Droga ineficaz leva à condenação do laboratório Eli Lilly

Nove famílias que ingressram com ação contra o laboratório farmacêutico Eli Lilly do Brasil conseguiram mais uma vitória na Justiça. O TRF da 3.ª Região negou provimento a recurso apresentado pela empresa e manteve a sentença que obriga o laboratório a ressarcir os pais cujos filhos morreram durante tratamento de câncer.

Eles foram tratados com lotes ineficazes do medicamento Oncovin.

"Eu, como juiz, me impressiono, e muito, com a morte dessas crianças. Tenho convicção da responsabilidade do laboratório nesses óbitos", afirmou o juiz federal Leonel Ferreira no julgado.

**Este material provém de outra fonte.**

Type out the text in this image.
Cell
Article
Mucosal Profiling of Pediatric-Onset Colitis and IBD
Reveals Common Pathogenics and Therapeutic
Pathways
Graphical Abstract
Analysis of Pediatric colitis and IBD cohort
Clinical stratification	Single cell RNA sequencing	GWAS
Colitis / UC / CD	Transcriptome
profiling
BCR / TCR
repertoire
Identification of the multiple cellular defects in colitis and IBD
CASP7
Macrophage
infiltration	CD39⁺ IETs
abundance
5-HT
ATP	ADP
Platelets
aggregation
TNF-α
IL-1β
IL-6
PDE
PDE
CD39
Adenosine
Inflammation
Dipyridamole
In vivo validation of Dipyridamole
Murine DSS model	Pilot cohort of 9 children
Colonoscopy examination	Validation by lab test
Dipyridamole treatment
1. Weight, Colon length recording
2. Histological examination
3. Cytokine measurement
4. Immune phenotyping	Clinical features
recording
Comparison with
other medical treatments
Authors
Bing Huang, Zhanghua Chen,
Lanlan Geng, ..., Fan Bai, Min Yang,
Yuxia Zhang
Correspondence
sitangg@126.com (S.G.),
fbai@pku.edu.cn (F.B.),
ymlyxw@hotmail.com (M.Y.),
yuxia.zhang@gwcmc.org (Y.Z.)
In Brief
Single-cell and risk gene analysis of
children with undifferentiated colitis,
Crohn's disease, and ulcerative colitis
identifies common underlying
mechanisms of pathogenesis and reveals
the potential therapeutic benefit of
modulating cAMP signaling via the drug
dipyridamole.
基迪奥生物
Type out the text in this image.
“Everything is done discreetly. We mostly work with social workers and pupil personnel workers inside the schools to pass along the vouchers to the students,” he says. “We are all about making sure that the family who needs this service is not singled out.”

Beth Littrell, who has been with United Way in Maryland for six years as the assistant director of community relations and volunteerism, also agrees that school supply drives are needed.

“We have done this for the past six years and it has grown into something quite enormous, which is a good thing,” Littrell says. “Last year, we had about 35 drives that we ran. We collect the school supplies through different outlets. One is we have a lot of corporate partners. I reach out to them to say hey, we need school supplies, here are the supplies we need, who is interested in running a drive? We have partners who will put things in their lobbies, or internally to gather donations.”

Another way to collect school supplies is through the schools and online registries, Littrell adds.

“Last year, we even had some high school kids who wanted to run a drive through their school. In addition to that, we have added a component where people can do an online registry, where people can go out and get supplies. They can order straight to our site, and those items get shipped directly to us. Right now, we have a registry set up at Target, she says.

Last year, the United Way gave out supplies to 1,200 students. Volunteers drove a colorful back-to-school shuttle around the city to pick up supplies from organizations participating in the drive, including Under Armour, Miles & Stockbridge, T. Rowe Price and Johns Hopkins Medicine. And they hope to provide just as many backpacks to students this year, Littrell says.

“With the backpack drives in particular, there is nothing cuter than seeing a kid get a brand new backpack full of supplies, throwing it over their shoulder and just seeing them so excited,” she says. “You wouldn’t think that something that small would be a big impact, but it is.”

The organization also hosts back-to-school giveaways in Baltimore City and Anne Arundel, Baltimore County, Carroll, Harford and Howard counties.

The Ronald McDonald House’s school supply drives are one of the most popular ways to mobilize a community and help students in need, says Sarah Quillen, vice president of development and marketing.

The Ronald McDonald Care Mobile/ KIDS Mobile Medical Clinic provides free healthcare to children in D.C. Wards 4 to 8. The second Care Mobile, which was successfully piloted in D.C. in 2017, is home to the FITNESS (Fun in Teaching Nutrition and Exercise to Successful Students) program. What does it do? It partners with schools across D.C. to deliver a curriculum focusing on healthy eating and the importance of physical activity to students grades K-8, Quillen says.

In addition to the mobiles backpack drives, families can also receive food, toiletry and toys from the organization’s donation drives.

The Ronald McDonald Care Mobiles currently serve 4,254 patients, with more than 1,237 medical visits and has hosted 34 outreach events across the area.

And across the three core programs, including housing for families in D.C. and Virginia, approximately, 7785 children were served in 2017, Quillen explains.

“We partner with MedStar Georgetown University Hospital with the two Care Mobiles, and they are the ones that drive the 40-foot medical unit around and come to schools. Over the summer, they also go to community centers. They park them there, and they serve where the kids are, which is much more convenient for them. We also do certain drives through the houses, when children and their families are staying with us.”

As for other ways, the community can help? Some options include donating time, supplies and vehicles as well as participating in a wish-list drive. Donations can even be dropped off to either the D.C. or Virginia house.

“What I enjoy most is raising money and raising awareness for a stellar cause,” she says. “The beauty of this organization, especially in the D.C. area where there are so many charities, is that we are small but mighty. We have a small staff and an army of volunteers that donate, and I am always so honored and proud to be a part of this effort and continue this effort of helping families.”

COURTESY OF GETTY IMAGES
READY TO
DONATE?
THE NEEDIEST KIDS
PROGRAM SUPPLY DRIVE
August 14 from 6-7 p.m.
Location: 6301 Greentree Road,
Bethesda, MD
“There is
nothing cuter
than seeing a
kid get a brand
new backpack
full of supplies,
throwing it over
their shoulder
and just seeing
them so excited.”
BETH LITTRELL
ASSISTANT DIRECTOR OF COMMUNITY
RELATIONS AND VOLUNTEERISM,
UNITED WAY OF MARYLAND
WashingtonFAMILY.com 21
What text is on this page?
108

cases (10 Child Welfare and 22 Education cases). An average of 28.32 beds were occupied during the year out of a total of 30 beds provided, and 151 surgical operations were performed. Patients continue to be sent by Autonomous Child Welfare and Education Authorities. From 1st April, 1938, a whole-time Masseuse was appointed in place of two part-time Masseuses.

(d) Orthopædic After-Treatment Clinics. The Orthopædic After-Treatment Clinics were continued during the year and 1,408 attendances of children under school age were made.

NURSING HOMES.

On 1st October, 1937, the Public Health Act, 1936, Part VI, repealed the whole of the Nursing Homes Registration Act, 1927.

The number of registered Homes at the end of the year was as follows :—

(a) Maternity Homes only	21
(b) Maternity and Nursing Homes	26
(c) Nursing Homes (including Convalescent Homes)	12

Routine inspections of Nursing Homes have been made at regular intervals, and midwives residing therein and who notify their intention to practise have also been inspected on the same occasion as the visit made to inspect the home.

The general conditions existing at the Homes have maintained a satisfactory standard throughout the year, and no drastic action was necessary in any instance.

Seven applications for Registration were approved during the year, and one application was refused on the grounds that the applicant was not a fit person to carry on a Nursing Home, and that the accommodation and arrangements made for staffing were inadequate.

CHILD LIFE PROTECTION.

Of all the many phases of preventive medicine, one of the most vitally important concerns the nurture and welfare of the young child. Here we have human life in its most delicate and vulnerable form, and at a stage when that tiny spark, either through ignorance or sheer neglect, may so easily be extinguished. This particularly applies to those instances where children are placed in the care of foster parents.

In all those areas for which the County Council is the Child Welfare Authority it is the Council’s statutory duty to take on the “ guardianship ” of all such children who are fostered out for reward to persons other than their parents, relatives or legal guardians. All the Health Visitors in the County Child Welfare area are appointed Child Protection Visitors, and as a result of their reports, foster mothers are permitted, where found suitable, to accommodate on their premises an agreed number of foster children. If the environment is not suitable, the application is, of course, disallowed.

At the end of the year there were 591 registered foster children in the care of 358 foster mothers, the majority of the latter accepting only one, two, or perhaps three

Os valores da indenização não foram definidos, pois a sentença prevê que as pessoas que se sentiram lesadas devem entrar com processos individuais para que as liquidações indenizatórias sejam individuais.

A ação foi movida pelo Ministério Público Federal, depois que a oncologista Sílvia Brandalise - que era chefe do Serviço de Hematologia e Oncologia do Departamento de Pediatria da Universidade Estadual de Campinas (Unicamp) - denunciou à Associação Paulista de Medicina "reduções substanciais do princípio ativo vincristina na composição de dois lotes do Oncovin".

As informações são do jornal O Estado de S. Paulo, em matéria assinada pela jornalista
Tatiana Fávaro.

O medicamento, comprado pela extinta Central de Medicamentos (Ceme) para o SUS, foi usado entre setembro e dezembro de 1983 - época em que os pacientes tinham entre 3 e 5 anos.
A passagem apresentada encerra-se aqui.